Centre for Invasion Biology, Department of Botany and Zoology, Stellenbosch University, Stellenbosch, 7602 South Africa.
Univ Lyon, Université Claude Bernard Lyon 1, CNRS, ENTPE, UMR 5023 LEHNA, F-69622, Villeurbanne, France.
J Exp Biol. 2021 Apr 1;224(7). doi: 10.1242/jeb.233031. Epub 2021 Apr 15.

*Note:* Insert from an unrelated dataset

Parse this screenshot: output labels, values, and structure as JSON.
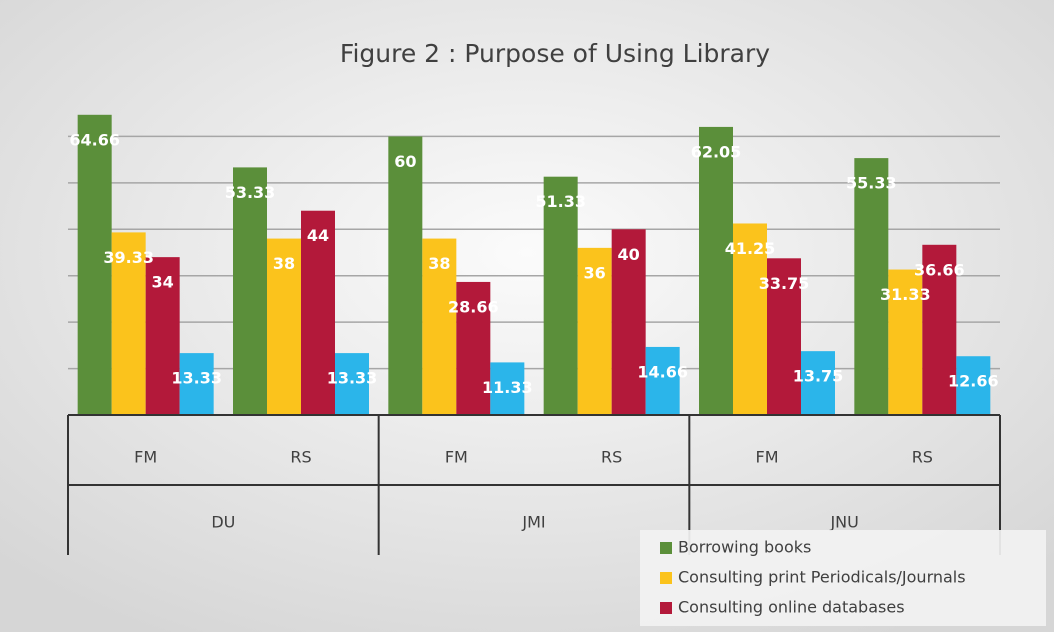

Environmental temperature variation generates adaptive phenotypic differentiation in widespread populations. We used a common garden experiment to determine whether offspring with varying parental origins display adaptive phenotypic variation related to different thermal conditions experienced in parental environments. We compared burst swimming performance and critical thermal limits of African clawed frog (Xenopus laevis) tadpoles bred from adults captured at high (∼2000 m above sea level) and low (∼ 5 m above sea level) altitudes. Maternal origin significantly affected swimming performance. Optimal swimming performance temperature (Topt) had a >9°C difference between tadpoles with low altitude maternal origins (pure- and cross-bred, 35.0°C) and high-altitude maternal origins (pure-bred, 25.5°C; cross-bred, 25.9°C). Parental origin significantly affected critical thermal (CT) limits. Pure-bred tadpoles with low-altitude parental origins had higher CTmax (37.8±0.8°C) than pure-bred tadpoles with high-altitude parental origins and all cross-bred tadpoles (37.0±0.8 and 37.1±0.8°C). Pure-bred tadpoles with low-altitude parental origins and all cross-bred tadpoles had higher CTmin (4.2±0.7 and 4.2±0.7°C) than pure-bred tadpoles with high-altitude parental origins (2.5±0.6°C). Our study shows that the varying thermal physiological traits of Xenopus laevis tadpoles are the result of adaptive responses to their parental thermal environments. This study is one of few demonstrating potential intraspecific evolution of critical thermal limits in a vertebrate species. Multi-generation common garden experiments and genetic analyses would be required to further tease apart the relative contribution of plastic and genetic effects to the adaptive phenotypic variation observed in these tadpoles.
环境温度变化会导致广泛分布的种群产生适应性表型分化。我们使用一个共同的花园实验来确定具有不同亲本起源的后代是否表现出与亲本环境中经历的不同热条件相关的适应性表型变异。我们比较了从海拔较高(约 2000 米以上)和较低(约 5 米以上)的成年非洲爪蟾(Xenopus laevis)中繁殖的蝌蚪的爆发式游泳性能和临界热极限。母体起源显著影响游泳性能。低海拔母体起源(纯系和杂交系,35.0°C)和高海拔母体起源(纯系,25.5°C;杂交系,25.9°C)的蝌蚪的最佳游泳性能温度(Topt)有超过 9°C的差异。母体起源显著影响临界热(CT)极限。低海拔母体起源的纯系蝌蚪的 CTmax(37.8±0.8°C)高于高海拔母体起源的纯系和所有杂交系的蝌蚪(37.0±0.8 和 37.1±0.8°C)。低海拔母体起源的纯系蝌蚪和所有杂交系的蝌蚪的 CTmin(4.2±0.7 和 4.2±0.7°C)高于高海拔母体起源的纯系蝌蚪(2.5±0.6°C)。我们的研究表明,非洲爪蟾蝌蚪的变化的热生理特征是对其父母热环境的适应性反应的结果。这项研究是少数几个证明在脊椎动物物种中临界热极限潜在种内进化的研究之一。需要进行多代共同花园实验和遗传分析,以进一步区分这些蝌蚪中观察到的适应性表型变异的可塑性和遗传效应的相对贡献。